A “very small percentage of resources…are being harvested for subsistence and personal use,” Fish and Game’s Meredith Marchioni concluded after analyzing statewide harvests. “Commercial fishing takes 98.3 percent of all harvested resources in Alaska. Subsistence and personal use take 1.1 percent and sport harvest takes 0.6 percent.”

Tensions were only heightened by departing Gov. Bill Walker’s naming a former commercial fisherman to head Fish and Game, an agency historically run by biologists trained in the environmental sciences; appointing to the Fish Board the executive director of a Cook Inlet fishing lobby who claimed to be living in Alaska while also living in Montana; and embracing commercial fishermen in the Inlet – the site of the most contentious fishery in the state – to the chagrin of non-commercial fishermen.

Commercial fishermen are now a panic about the election of Republican Mike Dunleavy as the state’s new governor. Dunleavy is a resident of the Matanuska-Susitna Borough, which has for years been warring with Inlet commercial fishermen who intercept hundreds of thousands of salmon bound for tributaries to the Susitna and Matanuska rivers.
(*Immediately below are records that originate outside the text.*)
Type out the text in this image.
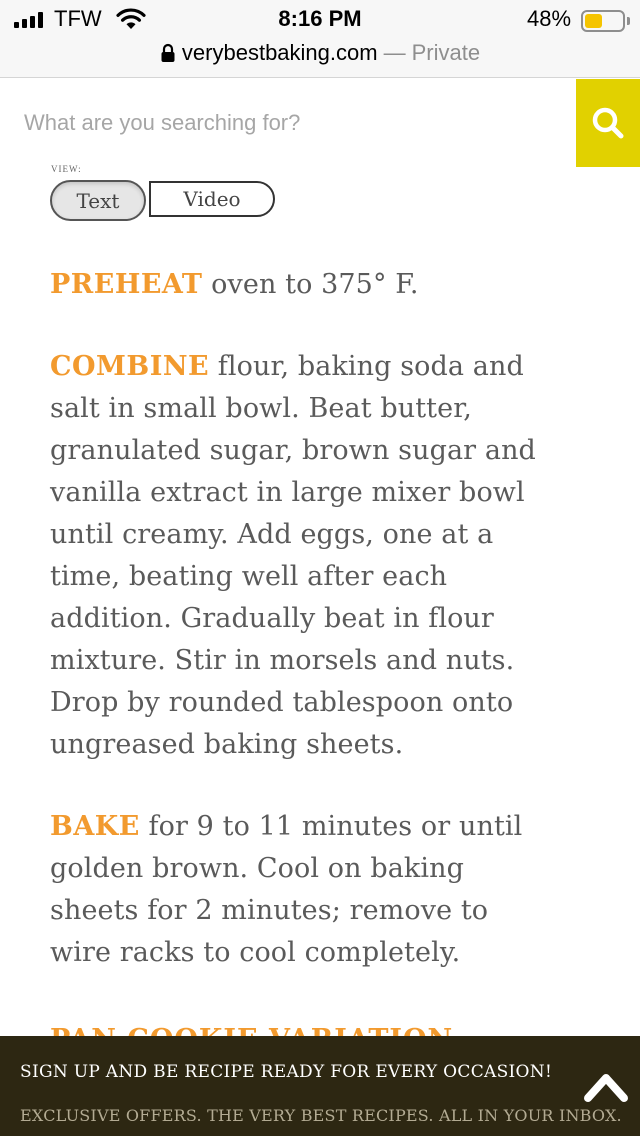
TFW	8:16 PM	48%
verybestbaking.com — Private
What are you searching for?
VIEW:
Text	Video

PREHEAT oven to 375° F.

COMBINE flour, baking soda and salt in small bowl. Beat butter, granulated sugar, brown sugar and vanilla extract in large mixer bowl until creamy. Add eggs, one at a time, beating well after each addition. Gradually beat in flour mixture. Stir in morsels and nuts. Drop by rounded tablespoon onto ungreased baking sheets.

BAKE for 9 to 11 minutes or until golden brown. Cool on baking sheets for 2 minutes; remove to wire racks to cool completely.

SIGN UP AND BE RECIPE READY FOR EVERY OCCASION!
EXCLUSIVE OFFERS. THE VERY BEST RECIPES. ALL IN YOUR INBOX.
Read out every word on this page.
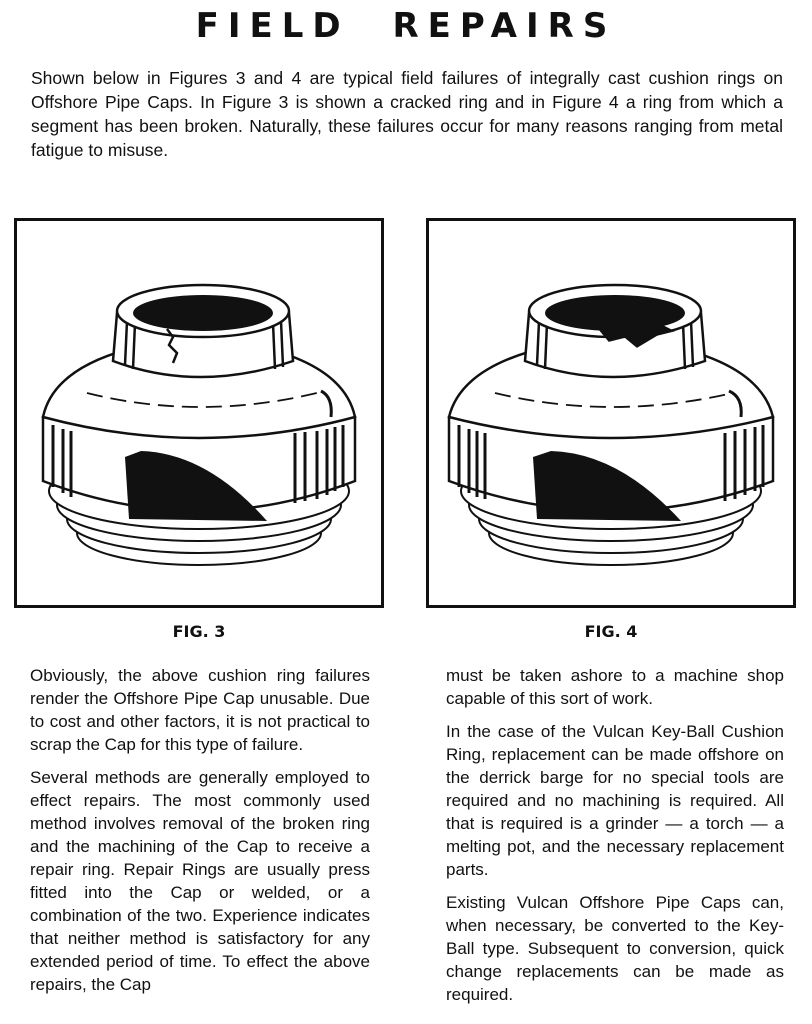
FIELD REPAIRS

Shown below in Figures 3 and 4 are typical field failures of integrally cast cushion rings on Offshore Pipe Caps. In Figure 3 is shown a cracked ring and in Figure 4 a ring from which a segment has been broken. Naturally, these failures occur for many reasons ranging from metal fatigue to misuse.

FIG. 3	FIG. 4

Obviously, the above cushion ring failures render the Offshore Pipe Cap unusable. Due to cost and other factors, it is not practical to scrap the Cap for this type of failure.

Several methods are generally employed to effect repairs. The most commonly used method involves removal of the broken ring and the machining of the Cap to receive a repair ring. Repair Rings are usually press fitted into the Cap or welded, or a combination of the two. Experience indicates that neither method is satisfactory for any extended period of time. To effect the above repairs, the Cap

must be taken ashore to a machine shop capable of this sort of work.

In the case of the Vulcan Key-Ball Cushion Ring, replacement can be made offshore on the derrick barge for no special tools are required and no machining is required. All that is required is a grinder — a torch — a melting pot, and the necessary replacement parts.

Existing Vulcan Offshore Pipe Caps can, when necessary, be converted to the Key-Ball type. Subsequent to conversion, quick change replacements can be made as required.
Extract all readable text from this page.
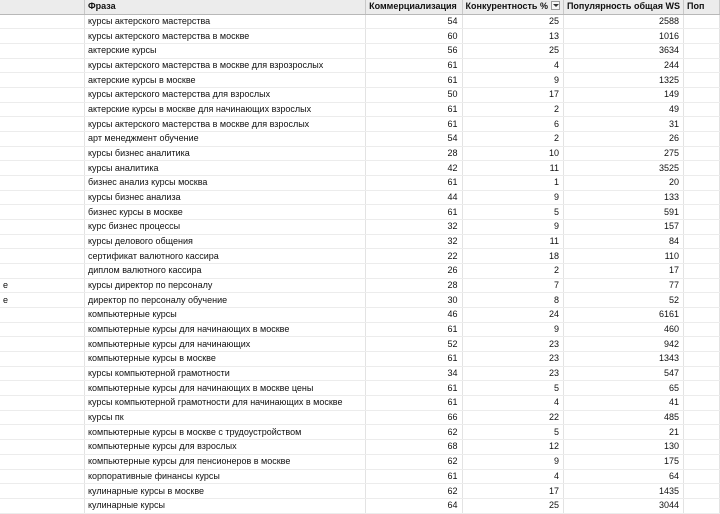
	Фраза	Коммерциализация	Конкурентность %	Популярность общая WS	Поп
	курсы актерского мастерства	54	25	2588	
	курсы актерского мастерства в москве	60	13	1016	
	актерские курсы	56	25	3634	
	курсы актерского мастерства в москве для взрозрослых	61	4	244	
	актерские курсы в москве	61	9	1325	
	курсы актерского мастерства для взрослых	50	17	149	
	актерские курсы в москве для начинающих взрослых	61	2	49	
	курсы актерского мастерства в москве для взрослых	61	6	31	
	арт менеджмент обучение	54	2	26	
	курсы бизнес аналитика	28	10	275	
	курсы аналитика	42	11	3525	
	бизнес анализ курсы москва	61	1	20	
	курсы бизнес анализа	44	9	133	
	бизнес курсы в москве	61	5	591	
	курс бизнес процессы	32	9	157	
	курсы делового общения	32	11	84	
	сертификат валютного кассира	22	18	110	
	диплом валютного кассира	26	2	17	
e	курсы директор по персоналу	28	7	77	
e	директор по персоналу обучение	30	8	52	
	компьютерные курсы	46	24	6161	
	компьютерные курсы для начинающих в москве	61	9	460	
	компьютерные курсы для начинающих	52	23	942	
	компьютерные курсы в москве	61	23	1343	
	курсы компьютерной грамотности	34	23	547	
	компьютерные курсы для начинающих в москве цены	61	5	65	
	курсы компьютерной грамотности для начинающих в москве	61	4	41	
	курсы пк	66	22	485	
	компьютерные курсы в москве с трудоустройством	62	5	21	
	компьютерные курсы для взрослых	68	12	130	
	компьютерные курсы для пенсионеров в москве	62	9	175	
	корпоративные финансы курсы	61	4	64	
	кулинарные курсы в москве	62	17	1435	
	кулинарные курсы	64	25	3044	
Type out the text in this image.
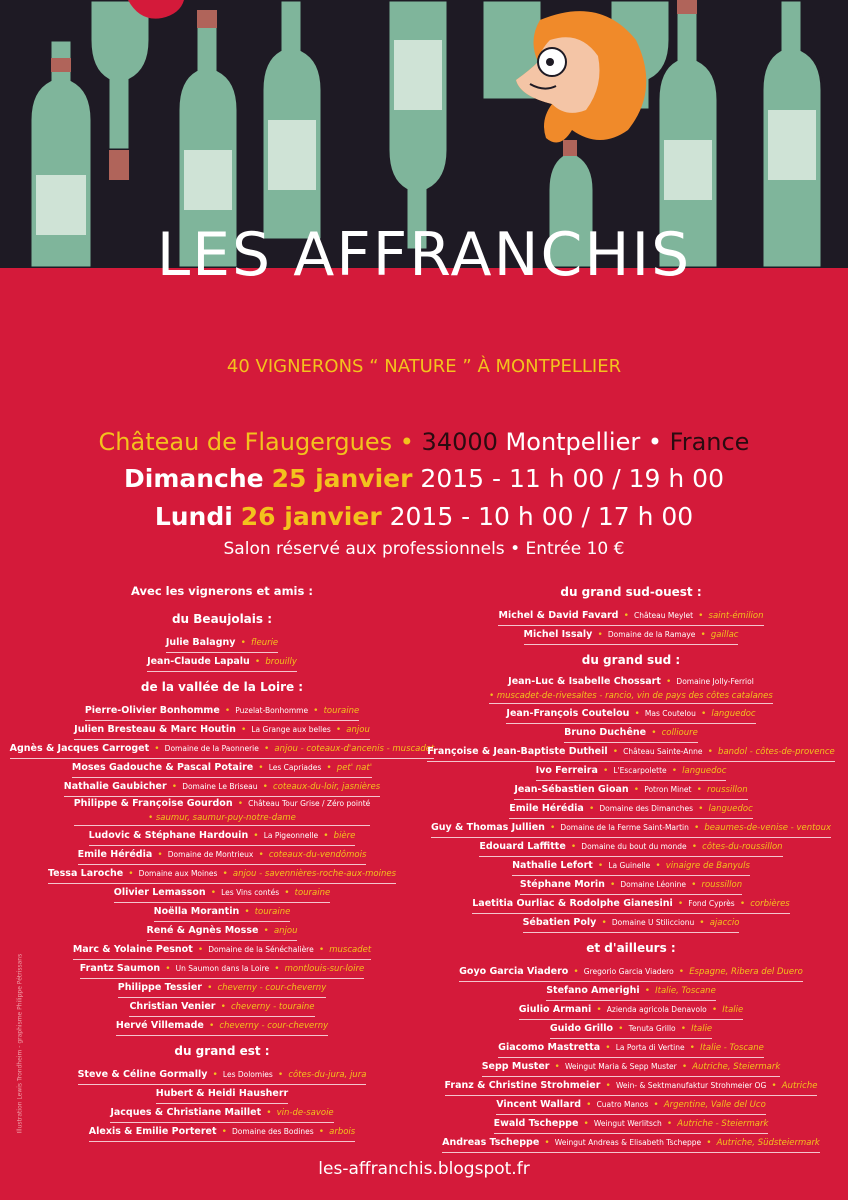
LES AFFRANCHIS
40 VIGNERONS “ NATURE ” À MONTPELLIER
Château de Flaugergues • 34000 Montpellier • France
Dimanche 25 janvier 2015 - 11 h 00 / 19 h 00
Lundi 26 janvier 2015 - 10 h 00 / 17 h 00
Salon réservé aux professionnels • Entrée 10 €
Avec les vignerons et amis :
du Beaujolais :
Julie Balagny • fleurie
Jean-Claude Lapalu • brouilly
de la vallée de la Loire :
Pierre-Olivier Bonhomme • Puzelat-Bonhomme • touraine
Julien Bresteau & Marc Houtin • La Grange aux belles • anjou
Agnès & Jacques Carroget • Domaine de la Paonnerie • anjou - coteaux-d'ancenis - muscadet
Moses Gadouche & Pascal Potaire • Les Capriades • pet' nat'
Nathalie Gaubicher • Domaine Le Briseau • coteaux-du-loir, jasnières
Philippe & Françoise Gourdon • Château Tour Grise / Zéro pointé
• saumur, saumur-puy-notre-dame
Ludovic & Stéphane Hardouin • La Pigeonnelle • bière
Emile Hérédia • Domaine de Montrieux • coteaux-du-vendômois
Tessa Laroche • Domaine aux Moines • anjou - savennières-roche-aux-moines
Olivier Lemasson • Les Vins contés • touraine
Noëlla Morantin • touraine
René & Agnès Mosse • anjou
Marc & Yolaine Pesnot • Domaine de la Sénéchalière • muscadet
Frantz Saumon • Un Saumon dans la Loire • montlouis-sur-loire
Philippe Tessier • cheverny - cour-cheverny
Christian Venier • cheverny - touraine
Hervé Villemade • cheverny - cour-cheverny
du grand est :
Steve & Céline Gormally • Les Dolomies • côtes-du-jura, jura
Hubert & Heidi Hausherr
Jacques & Christiane Maillet • vin-de-savoie
Alexis & Emilie Porteret • Domaine des Bodines • arbois
du grand sud-ouest :
Michel & David Favard • Château Meylet • saint-émilion
Michel Issaly • Domaine de la Ramaye • gaillac
du grand sud :
Jean-Luc & Isabelle Chossart • Domaine Jolly-Ferriol
• muscadet-de-rivesaltes - rancio, vin de pays des côtes catalanes
Jean-François Coutelou • Mas Coutelou • languedoc
Bruno Duchêne • collioure
Françoise & Jean-Baptiste Dutheil • Château Sainte-Anne • bandol - côtes-de-provence
Ivo Ferreira • L'Escarpolette • languedoc
Jean-Sébastien Gioan • Potron Minet • roussillon
Emile Hérédia • Domaine des Dimanches • languedoc
Guy & Thomas Jullien • Domaine de la Ferme Saint-Martin • beaumes-de-venise - ventoux
Edouard Laffitte • Domaine du bout du monde • côtes-du-roussillon
Nathalie Lefort • La Guinelle • vinaigre de Banyuls
Stéphane Morin • Domaine Léonine • roussillon
Laetitia Ourliac & Rodolphe Gianesini • Fond Cyprès • corbières
Sébatien Poly • Domaine U Stiliccionu • ajaccio
et d'ailleurs :
Goyo Garcia Viadero • Gregorio Garcia Viadero • Espagne, Ribera del Duero
Stefano Amerighi • Italie, Toscane
Giulio Armani • Azienda agricola Denavolo • Italie
Guido Grillo • Tenuta Grillo • Italie
Giacomo Mastretta • La Porta di Vertine • Italie - Toscane
Sepp Muster • Weingut Maria & Sepp Muster • Autriche, Steiermark
Franz & Christine Strohmeier • Wein- & Sektmanufaktur Strohmeier OG • Autriche
Vincent Wallard • Cuatro Manos • Argentine, Valle del Uco
Ewald Tscheppe • Weingut Werlitsch • Autriche - Steiermark
Andreas Tscheppe • Weingut Andreas & Elisabeth Tscheppe • Autriche, Südsteiermark
les-affranchis.blogspot.fr
Illustration Lewis Trondheim - graphisme Philippe Pétrissans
Dunleavy angered commercial fishermen when he failed to attend a fisheries debate in Kodiak. And with Walker having set a new standard for gubernatorial messing in salmon management, commercial interest have legitimate concerns to worry, although the battles over salmon in Alaska are largely localized to a few small areas, most notably Cook Inlet.

The Fish Board is a rather unique panel set up by the early Alaska Legislature to try to remove politics from salmon management. Board members are appointed by the governor, but must be approved the Legislature.

Over the years, the Board has had greater or lesser success at working out compromises between various salmon-interests groups, but compromises that satisfy everyone have been hard to come by.